Morning news bulletins dissecting the latest developments in the Labour Party antisemitism scandal have faced strong competition from another pressing issue for Jewish residents in the North-West London borough of Brent.
After a winter of regular snow and ice, Brent has been left with a serious pothole problem which makes roads in the borough almost unusable for motorists on some occasions.
Neil Nerva, a Labour councillor, acknowledges the issue has cropped up on the doorstep during campaigning for the May 3 local election — but he claims the council has been quick to repair the holes. He has noticed Jewish voters also have concerns about the high cost of housing.
Mr Nerva represents the Queens Park ward, which has seen a 61 per cent rise in its Jewish population, and says he is confident Jewish voters will keep faith with the Labour-run council to tackle antisemitism.
“I am proud Brent Council adopted the IHRA definition on antisemitism and is bringing communities together to fight hate crime,” he says. “Labour councillors stood side by side with the Jewish community after swastikas were daubed at a bus stop in Dollis Hill.
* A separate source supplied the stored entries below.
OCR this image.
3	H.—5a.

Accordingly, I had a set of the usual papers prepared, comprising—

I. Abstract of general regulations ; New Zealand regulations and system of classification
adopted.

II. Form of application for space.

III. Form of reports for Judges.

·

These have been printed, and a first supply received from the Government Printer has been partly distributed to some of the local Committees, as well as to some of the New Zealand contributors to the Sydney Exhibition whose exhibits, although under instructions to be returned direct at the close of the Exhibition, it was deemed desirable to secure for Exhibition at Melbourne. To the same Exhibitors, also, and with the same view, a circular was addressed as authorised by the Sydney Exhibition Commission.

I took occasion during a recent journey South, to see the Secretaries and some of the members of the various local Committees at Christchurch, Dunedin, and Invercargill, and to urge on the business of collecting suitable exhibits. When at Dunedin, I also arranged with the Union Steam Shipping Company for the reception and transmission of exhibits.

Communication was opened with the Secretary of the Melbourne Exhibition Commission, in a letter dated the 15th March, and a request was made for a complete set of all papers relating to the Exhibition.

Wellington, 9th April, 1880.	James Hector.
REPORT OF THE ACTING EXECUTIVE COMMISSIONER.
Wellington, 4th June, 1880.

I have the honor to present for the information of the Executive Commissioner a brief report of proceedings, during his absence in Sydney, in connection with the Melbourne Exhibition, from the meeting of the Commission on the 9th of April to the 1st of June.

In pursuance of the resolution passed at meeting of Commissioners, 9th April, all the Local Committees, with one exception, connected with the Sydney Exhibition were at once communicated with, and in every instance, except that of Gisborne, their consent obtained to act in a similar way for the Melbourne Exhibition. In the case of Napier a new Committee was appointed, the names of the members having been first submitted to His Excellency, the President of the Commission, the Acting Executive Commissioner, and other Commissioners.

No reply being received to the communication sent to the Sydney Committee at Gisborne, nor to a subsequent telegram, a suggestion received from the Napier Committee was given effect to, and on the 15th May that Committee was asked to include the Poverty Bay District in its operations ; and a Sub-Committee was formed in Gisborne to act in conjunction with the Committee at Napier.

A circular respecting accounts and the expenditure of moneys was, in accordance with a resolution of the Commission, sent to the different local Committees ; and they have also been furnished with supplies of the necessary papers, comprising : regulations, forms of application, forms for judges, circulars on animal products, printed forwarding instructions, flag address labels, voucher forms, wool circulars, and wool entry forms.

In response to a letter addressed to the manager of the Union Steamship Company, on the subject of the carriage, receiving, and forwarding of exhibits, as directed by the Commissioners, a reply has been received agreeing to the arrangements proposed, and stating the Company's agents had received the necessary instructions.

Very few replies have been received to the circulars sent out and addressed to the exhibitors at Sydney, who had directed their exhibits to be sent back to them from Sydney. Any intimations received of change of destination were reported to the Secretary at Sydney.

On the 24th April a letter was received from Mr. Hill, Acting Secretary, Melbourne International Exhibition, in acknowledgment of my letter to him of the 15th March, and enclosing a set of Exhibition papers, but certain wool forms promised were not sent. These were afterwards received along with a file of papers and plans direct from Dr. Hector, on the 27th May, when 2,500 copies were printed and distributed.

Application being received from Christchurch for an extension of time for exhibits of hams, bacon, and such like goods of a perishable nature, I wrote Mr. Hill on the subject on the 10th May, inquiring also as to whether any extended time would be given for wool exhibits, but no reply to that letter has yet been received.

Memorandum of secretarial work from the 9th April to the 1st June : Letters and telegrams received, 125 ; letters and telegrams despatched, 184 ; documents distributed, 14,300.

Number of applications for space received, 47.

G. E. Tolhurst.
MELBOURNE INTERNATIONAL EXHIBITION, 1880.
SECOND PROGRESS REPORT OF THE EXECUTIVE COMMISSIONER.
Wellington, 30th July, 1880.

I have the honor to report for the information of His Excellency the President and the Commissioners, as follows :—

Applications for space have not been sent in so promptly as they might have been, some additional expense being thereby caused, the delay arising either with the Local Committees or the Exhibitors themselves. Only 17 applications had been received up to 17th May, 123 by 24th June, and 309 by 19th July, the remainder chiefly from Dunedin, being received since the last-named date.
Despite losing millions in government grants we remain committed to making Brent a fairer place for everyone.”
Labour currently enjoys a majority of 49 seats in the chamber. It is a far cry from 2006 to 2010, when the Liberal Democrats were the largest party.
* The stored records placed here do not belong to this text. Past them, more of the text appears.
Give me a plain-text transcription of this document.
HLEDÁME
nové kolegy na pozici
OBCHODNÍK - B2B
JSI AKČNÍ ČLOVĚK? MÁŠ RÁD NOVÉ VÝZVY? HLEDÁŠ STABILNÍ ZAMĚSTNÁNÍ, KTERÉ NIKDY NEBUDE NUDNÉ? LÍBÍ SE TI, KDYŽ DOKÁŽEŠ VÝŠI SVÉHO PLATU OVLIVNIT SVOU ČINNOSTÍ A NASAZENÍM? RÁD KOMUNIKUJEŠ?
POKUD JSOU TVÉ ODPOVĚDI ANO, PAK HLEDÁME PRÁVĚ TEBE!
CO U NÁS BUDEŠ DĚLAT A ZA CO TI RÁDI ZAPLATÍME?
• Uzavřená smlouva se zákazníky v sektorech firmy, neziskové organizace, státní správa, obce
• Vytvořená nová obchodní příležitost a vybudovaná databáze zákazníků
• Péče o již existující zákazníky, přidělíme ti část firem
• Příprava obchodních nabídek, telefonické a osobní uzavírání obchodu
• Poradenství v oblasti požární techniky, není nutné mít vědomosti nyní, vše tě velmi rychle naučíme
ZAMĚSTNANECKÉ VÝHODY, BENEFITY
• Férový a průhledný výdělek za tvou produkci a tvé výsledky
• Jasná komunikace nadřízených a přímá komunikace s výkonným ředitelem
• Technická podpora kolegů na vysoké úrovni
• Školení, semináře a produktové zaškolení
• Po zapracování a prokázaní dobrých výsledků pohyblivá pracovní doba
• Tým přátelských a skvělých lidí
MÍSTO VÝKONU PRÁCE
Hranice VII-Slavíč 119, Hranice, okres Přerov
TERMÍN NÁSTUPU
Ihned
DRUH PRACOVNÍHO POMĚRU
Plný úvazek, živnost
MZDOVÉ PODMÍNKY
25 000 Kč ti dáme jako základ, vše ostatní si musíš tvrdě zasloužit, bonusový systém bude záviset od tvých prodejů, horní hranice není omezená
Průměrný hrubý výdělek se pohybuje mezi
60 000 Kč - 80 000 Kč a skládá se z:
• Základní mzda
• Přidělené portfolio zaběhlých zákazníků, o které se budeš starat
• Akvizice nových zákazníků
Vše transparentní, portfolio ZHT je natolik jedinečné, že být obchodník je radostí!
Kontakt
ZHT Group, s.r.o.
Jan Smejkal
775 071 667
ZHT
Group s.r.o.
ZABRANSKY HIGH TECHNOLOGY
Muhammed Butt, leader of the council, is bidding to win a second term in charge.
The Conservative Party only holds six seats. There are also two independent members.
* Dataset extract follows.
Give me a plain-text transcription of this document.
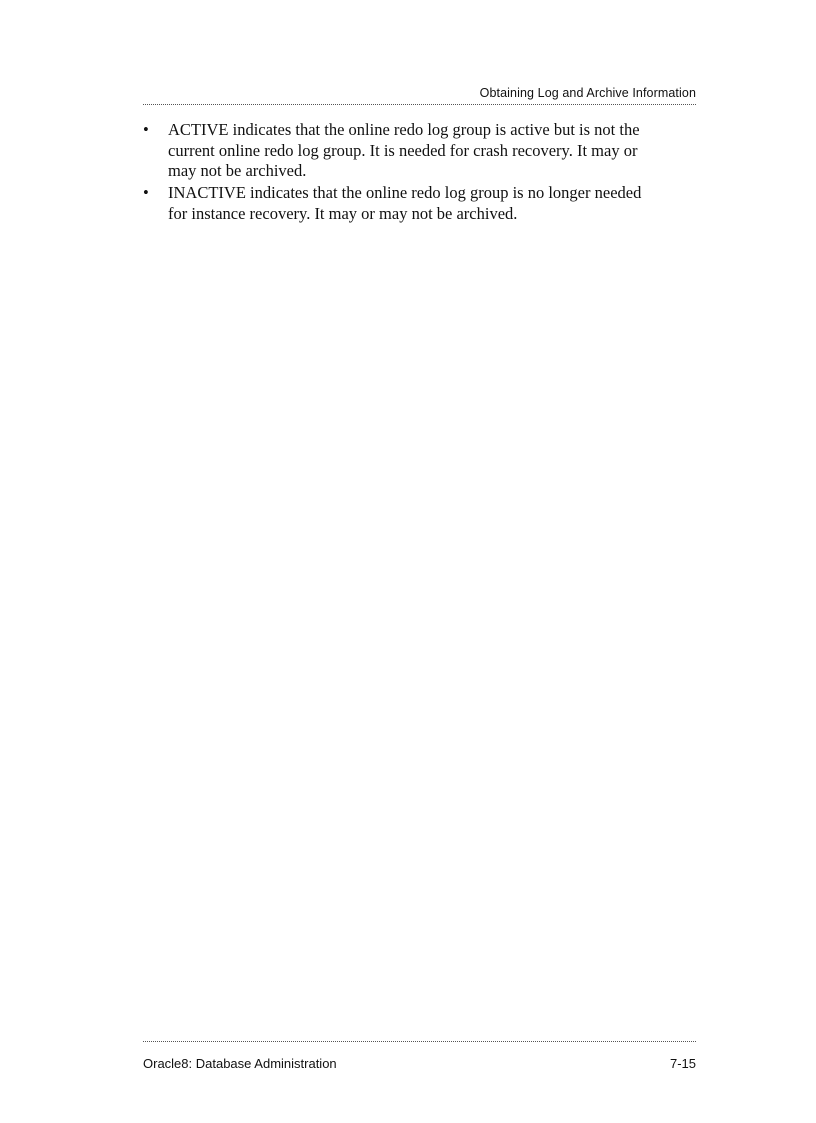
Obtaining Log and Archive Information
• ACTIVE indicates that the online redo log group is active but is not the current online redo log group. It is needed for crash recovery. It may or may not be archived.
• INACTIVE indicates that the online redo log group is no longer needed for instance recovery. It may or may not be archived.
Oracle8: Database Administration	7-15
But for John Warren, Tory councillor in the Brondesbury Park ward, the problem of potholes and Jeremy Corbyn’s failure to tackle antisemitism has left him confident his party can make gains.
“This Labour council can spend a lot of money on a new building for council meetings and a local theatre — but when it comes to fixing potholes they don’t seem to have the cash,” he says. “And you only have to look at the antisemitism that has surfaced in the Kilburn branch of Labour — where there is open hatred of Israel — to see there is still a massive problem in attitudes to the Jewish population in Labour.”
Brent Conservatives say they would launch an urgent review of the Invest4Brent scheme which owns houses as far away as Hertfordshire and Oxfordshire if they win control of the local authority.
The council currently uses the properties to house families in temporary accommodation.
Mr Warren’s party’s pledge is in stark contrast to Labour, which has promised more cash for the company.
Elsewhere in their manifesto, the Conservatives have promised to freeze council tax and “reduce the cost of local politics”.
“Labour has raised council tax by 13 per cent since 2014, despite the council’s record income in the same period,” says Mr Warren.
Transport also features prominently in the plans for after 3rd May 3.
The Tories would continue to work to secure changes to a freight railway line which it is hoped could be used for passenger travel, and the party has pledged to fix 300 miles of roads as well as introduce a new bicycle hire scheme.